JE SUIS CHARLIE
11/01/2015
Avant de commencer cet édito spécial, de par les circonstances, je me suis posé la question. Puis-je publier « Je suis Charlie » ?
N'est-ce pas trop facile ? Ces journalistes là, dessinateurs ou chroniqueurs, étaient des femmes et des hommes d'envergure. Des rouages essentiels à la démocratie. Ils se battaient pour la liberté d'expression, mais avant tout pour la liberté. Ici, dans ces colonnes hippiques, on ne se bat que pour de l'éphémère, du ludique, une passion. On ne se bat que pour la liberté d'expression dans un microcosme, alors ne mélangeons pas tout.
Puis j'ai changé d'avis.

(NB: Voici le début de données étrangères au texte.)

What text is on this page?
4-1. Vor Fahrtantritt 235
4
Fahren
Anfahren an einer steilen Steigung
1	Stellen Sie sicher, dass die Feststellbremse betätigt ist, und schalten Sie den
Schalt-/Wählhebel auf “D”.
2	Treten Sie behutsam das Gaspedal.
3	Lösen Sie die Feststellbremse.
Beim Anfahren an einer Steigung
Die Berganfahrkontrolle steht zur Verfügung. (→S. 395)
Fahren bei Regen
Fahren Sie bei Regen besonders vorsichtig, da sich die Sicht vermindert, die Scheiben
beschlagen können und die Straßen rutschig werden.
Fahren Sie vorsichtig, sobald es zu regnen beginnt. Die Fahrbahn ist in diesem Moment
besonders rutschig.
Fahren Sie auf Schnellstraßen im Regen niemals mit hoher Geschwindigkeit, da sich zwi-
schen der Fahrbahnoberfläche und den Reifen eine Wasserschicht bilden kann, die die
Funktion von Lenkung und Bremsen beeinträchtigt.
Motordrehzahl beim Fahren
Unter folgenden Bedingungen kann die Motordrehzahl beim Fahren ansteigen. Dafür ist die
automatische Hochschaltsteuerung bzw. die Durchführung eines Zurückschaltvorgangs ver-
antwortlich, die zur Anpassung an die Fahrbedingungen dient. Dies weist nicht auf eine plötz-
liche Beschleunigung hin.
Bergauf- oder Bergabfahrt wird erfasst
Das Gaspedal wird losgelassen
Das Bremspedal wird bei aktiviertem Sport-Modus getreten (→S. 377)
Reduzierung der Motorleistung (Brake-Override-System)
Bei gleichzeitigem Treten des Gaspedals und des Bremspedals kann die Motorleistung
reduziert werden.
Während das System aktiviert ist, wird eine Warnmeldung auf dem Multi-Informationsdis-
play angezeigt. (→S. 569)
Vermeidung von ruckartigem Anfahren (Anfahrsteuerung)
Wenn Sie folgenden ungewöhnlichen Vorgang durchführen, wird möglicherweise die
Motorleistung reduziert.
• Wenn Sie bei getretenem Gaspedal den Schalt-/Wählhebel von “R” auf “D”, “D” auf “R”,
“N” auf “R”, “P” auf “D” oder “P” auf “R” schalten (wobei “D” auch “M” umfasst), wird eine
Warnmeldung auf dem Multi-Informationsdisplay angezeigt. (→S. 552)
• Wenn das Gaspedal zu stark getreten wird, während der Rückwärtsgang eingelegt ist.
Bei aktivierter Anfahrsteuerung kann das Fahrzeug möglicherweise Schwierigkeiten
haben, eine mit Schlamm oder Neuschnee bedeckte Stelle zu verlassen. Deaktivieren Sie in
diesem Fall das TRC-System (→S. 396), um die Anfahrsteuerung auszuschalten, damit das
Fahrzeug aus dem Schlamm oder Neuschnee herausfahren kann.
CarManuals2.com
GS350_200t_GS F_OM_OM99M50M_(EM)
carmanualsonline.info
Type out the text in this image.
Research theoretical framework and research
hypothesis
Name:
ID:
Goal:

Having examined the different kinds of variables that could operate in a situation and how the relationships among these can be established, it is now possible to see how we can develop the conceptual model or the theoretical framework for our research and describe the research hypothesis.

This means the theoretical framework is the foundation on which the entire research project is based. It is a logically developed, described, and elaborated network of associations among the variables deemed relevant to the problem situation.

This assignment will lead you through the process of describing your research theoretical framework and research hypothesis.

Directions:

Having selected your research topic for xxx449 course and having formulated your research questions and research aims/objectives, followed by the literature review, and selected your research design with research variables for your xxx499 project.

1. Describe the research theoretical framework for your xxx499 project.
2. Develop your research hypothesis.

Car si nous sommes dans un milieu très spécialisé où tout est finalement confortable, est-ce une raison pour laisser ceux qui veulent faire taire la presse, même si elle n'est qu'hippique, prendre le dessus ? Je me suis souvenu que “Charlie” Hebdo était une renaissance de Hara-Kiri, dont j'ai bien connu l'un des artisans, le dessinateur Fred. Leur force, c'était de s'attaquer à tout : à l'essentiel comme au dérisoire.
Il m'avait dit un jour : "La liberté, il faut se battre pour elle car c'est la chose qui a le plus d'ennemis sur terre. Et dans une démocratie, le meilleur moyen de défendre la liberté c'est de l'utiliser en s'exprimant sur tout. C'est pour cela que la liberté d'expression, quel que soit l'importance du sujet, ne doit jamais être remise en cause…". Alors oui, je suis Charlie. Non pas comme humble petit journaliste hippique, mais comme citoyen. Charlie, le nom de l'hebdo, ne l'oublions pas, est venu de la censure d'un État, et du prénom du chef de cet Etat, qui par ailleurs nous avait permis, dans des heures noires, de demeurer libres. Quel paradoxe !
Il était alors trop tôt pour comprendre ceux qui avaient une longueur d'avance. Ceux qui savaient qu'en n'exigeant pas la totale liberté d'expression, on s'exposait à régresser. Pas si simple à l’époque... Pour Charlie Hebdo, ce fut donc difficile. Sa liberté d'expression, il la tenait de ses ventes. Pas de ses revenus publicitaires interdits dans sa philosophie de l'indépendance. Et dans un monde où les lecteurs ont peu à peu perdu cette notion de liberté, tout comme certains journalistes, devenus des attachés de presse peut-être même sans s’en rendre compte, Charlie Hebdo n'allait pas bien. Ses ventes ne suffisaient plus à l'auto-financer. Pour avoir le droit de parler de tout, de rire de tout, Charlie était financièrement dans le rouge. Les lecteurs n'étaient plus assez nombreux… Plus assez de monde, en France, pour prendre conscience qu'une presse libre c'est un garant. Laurent Léger, membre de rédaction de Charlie Hebdo, rescapé miraculeux de ce carnage s’est exprimé en ces termes, vendredi matin : “On était bien seuls, avant que beaucoup de soi-disant républicains ne se fassent entendre...”.
Les consciences étaient comme endormies, chloroformées par des grands génies de la communication, en fait des génies de la manipulation. Ceux qui aujourd'hui se déclarent solidaires de Charlie, alors qu'en parallèle ils font tout pour que la presse indépendante disparaisse. C'est notamment ce qui se passe dans notre microcosme dérisoire…
Alors aujourd’hui, je ne vois qu’une solution. Que les gens de bonne volonté comprennent enfin que l'intérêt de tous est dans la réflexion, la concertation et l’union. Pas dans l'exclusion, ni dans le dictât. Aussi, même si notre domaine hippique est un épiphénomène, il faut affûter les mines. Car Charlie a brisé les barreaux pour nous tous, du plus grand au plus petit média. Que ne pas en profiter c'est oublier ce qu'ils ont fait, ce qu'ils ont vécu, même si l'on n'oubliera évidemment jamais comment cela s'est terminé. Une page est tournée. Il en reste à en écrire. Pour que cette fin tragique serve au moins à réveiller les consciences.